Hillary Clinton wil Amerikaanse ‘smart power’ vergroten
Danielle Kurtzleben en Jim Lobe
15 juli 2009
De Amerikaanse buitenlandminister Hillary Clinton laat de diplomatie en de ontwikkelingssamenwerking van de VS doorlichten. Ze moeten beter op elkaar worden afgestemd om Amerika meer ‘smart power’ te geven – invloed die niet uit de loop van een geweer komt.
Clinton bereidt een ‘Quadrennial Diplomacy and Development Review’ (QQDR) voor, een vierjaarlijkse evaluatie van de Amerikaanse diplomatie en ontwikkelingssamenwerking. Dat gebeurt naar het voorbeeld van de Quadrennial Defence Review, een oefening die het Amerikaanse ministerie van Defensie om de vier jaar doet. De resultaten van die QDR hielpen Defensie altijd zijn monsterbudgetten te verantwoorden.
Op zoek naar evenwicht
Clinton stuurt aan op meer coördinatie en “hervormingen en verbeteringen” om een beter evenwicht te bereiken tussen “hard” en “soft power”. Sinds het einde van de Koude Oorlog zijn de budgetten van het Amerikaanse ministerie van Buitenlandse Zaken en het Amerikaanse Agentschap voor Ontwikkelingssamenwerking (USAID) steeds onbeduidender geworden in vergelijking met het geld dat de VS in defensie pompen. Voor elke dollar die het State Department en USAID dit jaar uitgeven, kan het Pentagon 18 dollar besteden.

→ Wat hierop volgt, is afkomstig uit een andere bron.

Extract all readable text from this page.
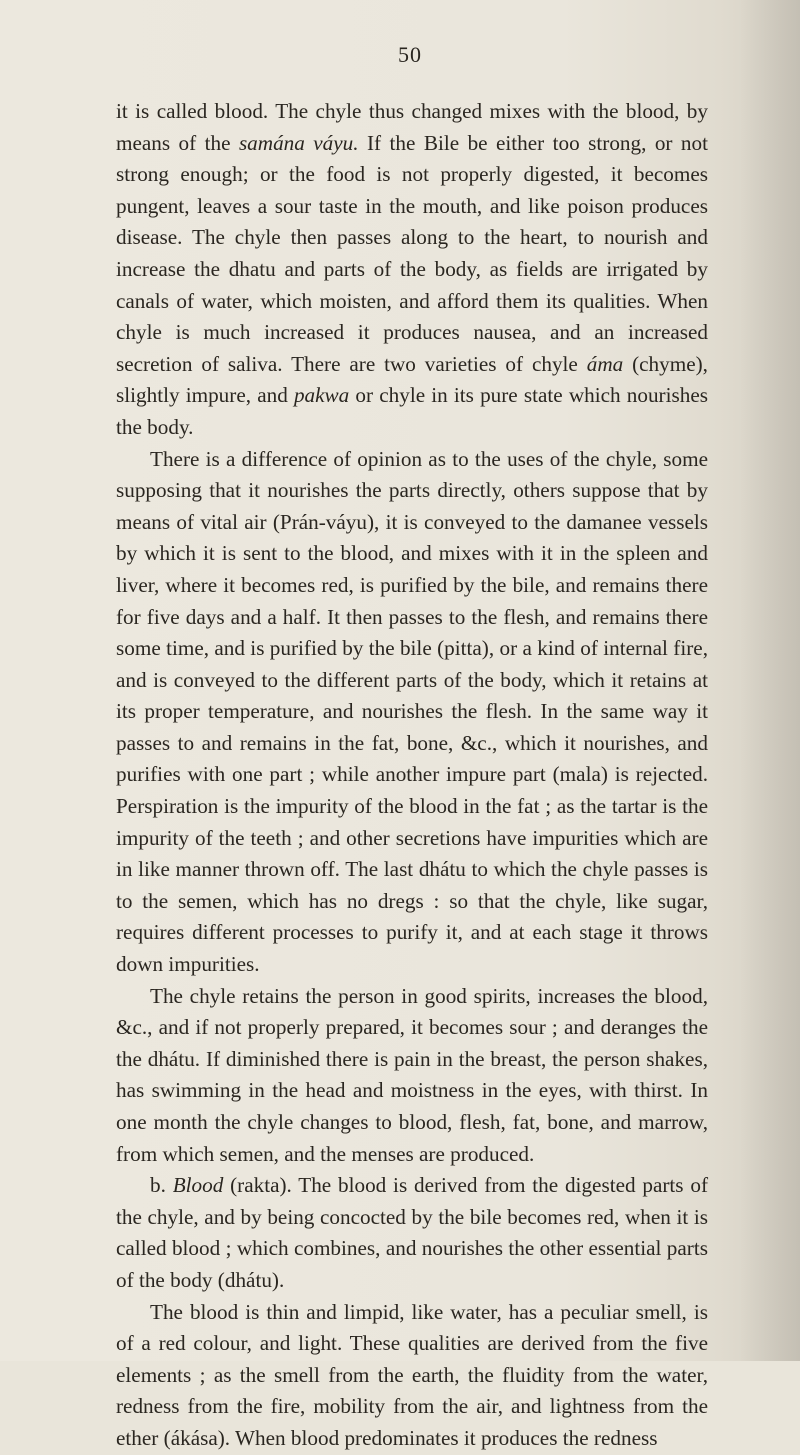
50

it is called blood. The chyle thus changed mixes with the blood, by means of the samána váyu. If the Bile be either too strong, or not strong enough; or the food is not properly digested, it becomes pungent, leaves a sour taste in the mouth, and like poison produces disease. The chyle then passes along to the heart, to nourish and increase the dhatu and parts of the body, as fields are irrigated by canals of water, which moisten, and afford them its qualities. When chyle is much increased it produces nausea, and an increased secretion of saliva. There are two varieties of chyle áma (chyme), slightly impure, and pakwa or chyle in its pure state which nourishes the body.

There is a difference of opinion as to the uses of the chyle, some supposing that it nourishes the parts directly, others suppose that by means of vital air (Prán-váyu), it is conveyed to the damanee vessels by which it is sent to the blood, and mixes with it in the spleen and liver, where it becomes red, is purified by the bile, and remains there for five days and a half. It then passes to the flesh, and remains there some time, and is purified by the bile (pitta), or a kind of internal fire, and is conveyed to the different parts of the body, which it retains at its proper temperature, and nourishes the flesh. In the same way it passes to and remains in the fat, bone, &c., which it nourishes, and purifies with one part ; while another impure part (mala) is rejected. Perspiration is the impurity of the blood in the fat ; as the tartar is the impurity of the teeth ; and other secretions have impurities which are in like manner thrown off. The last dhátu to which the chyle passes is to the semen, which has no dregs : so that the chyle, like sugar, requires different processes to purify it, and at each stage it throws down impurities.

The chyle retains the person in good spirits, increases the blood, &c., and if not properly prepared, it becomes sour ; and deranges the the dhátu. If diminished there is pain in the breast, the person shakes, has swimming in the head and moistness in the eyes, with thirst. In one month the chyle changes to blood, flesh, fat, bone, and marrow, from which semen, and the menses are produced.

b. Blood (rakta). The blood is derived from the digested parts of the chyle, and by being concocted by the bile becomes red, when it is called blood ; which combines, and nourishes the other essential parts of the body (dhátu).

The blood is thin and limpid, like water, has a peculiar smell, is of a red colour, and light. These qualities are derived from the five elements ; as the smell from the earth, the fluidity from the water, redness from the fire, mobility from the air, and lightness from the ether (ákása). When blood predominates it produces the redness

Dat onevenwicht wordt vanaf volgend jaar enigszins rechtgetrokken. Het Amerikaanse parlement staat kort voor de goedkeuring van een budget van bijna 50 miljard dollar voor buitenlandse hulp en internationale operaties in 2010. Het ministerie van Buitenlandse Zaken zou versterkt worden en ook USAID en de Millennium Challenge Corporation (MCC), een gespecialiseerde hulpagentschap, zouden meer experts in dienst kunnen nemen.
Ook Defensie is daar niet rouwig om. Minister van Defensie Robert Gates en Stafchef Mike Mullen hebben de voorbije twee jaar geregeld geklaagd dat het leger zich moet bezighouden met ontwikkelingswerk en noodhulp omdat Buitenlandse Zaken en USAID er niet overal het personeel en de expertise voor hebben.
Ook de Amerikaanse ontwikkelingswereld is blij met het initiatief. Volgens het Modernising Foreign Assistance Network (MFAN), een groep van Amerikaanse ontwikkelingsorganisaties, vormt het een nieuw bewijs dat Clinton “zich meer engageert voor ontwikkeling dan al haar voorgangers”.
Meer invloed op andere beleidsdomeinen
Het MFAN wil wel dat zoveel mogelijk belanghebbenden bij de evaluatie betrokken worden, ook hulporganisaties uit andere landen, internationale agentschappen en zeker ook de ontvangende landen. Het netwerk dringt er ook op aan dat de volgende directeur van USAID een zetel krijgt in de Nationale Veiligheidsraad, waar hij het buitenlands beleid op het allerhoogste niveau mee vorm kan geven. Op die manier zouden ontwikkelingsoverwegingen kunnen gaan meetellen bij het uitstippelen van het Amerikaanse handels- en defensiebeleid.
Critici vrezen dat de nauwere coördinatie tussen diplomatie en ontwikkelingssamenwerking er net toe zal leiden dat ontwikkelingsdoelstellingen nog meer ondergeschikt worden gemaakt aan andere belangen. De Amerikaanse hulp gaat ook in 2010 vooral naar strategische bondgenoten als Egypte, Israël en Jordanië of naar landen waar de VS militair interveniëren, met name Afghanistan en Irak.
Maar volgens Clinton vormt ontwikkelingssamenwerking een aparte pijler van het buitenlands beleid van de VS, net als de diplomatie en defensie. “In het beste geval versterken die elkaar.”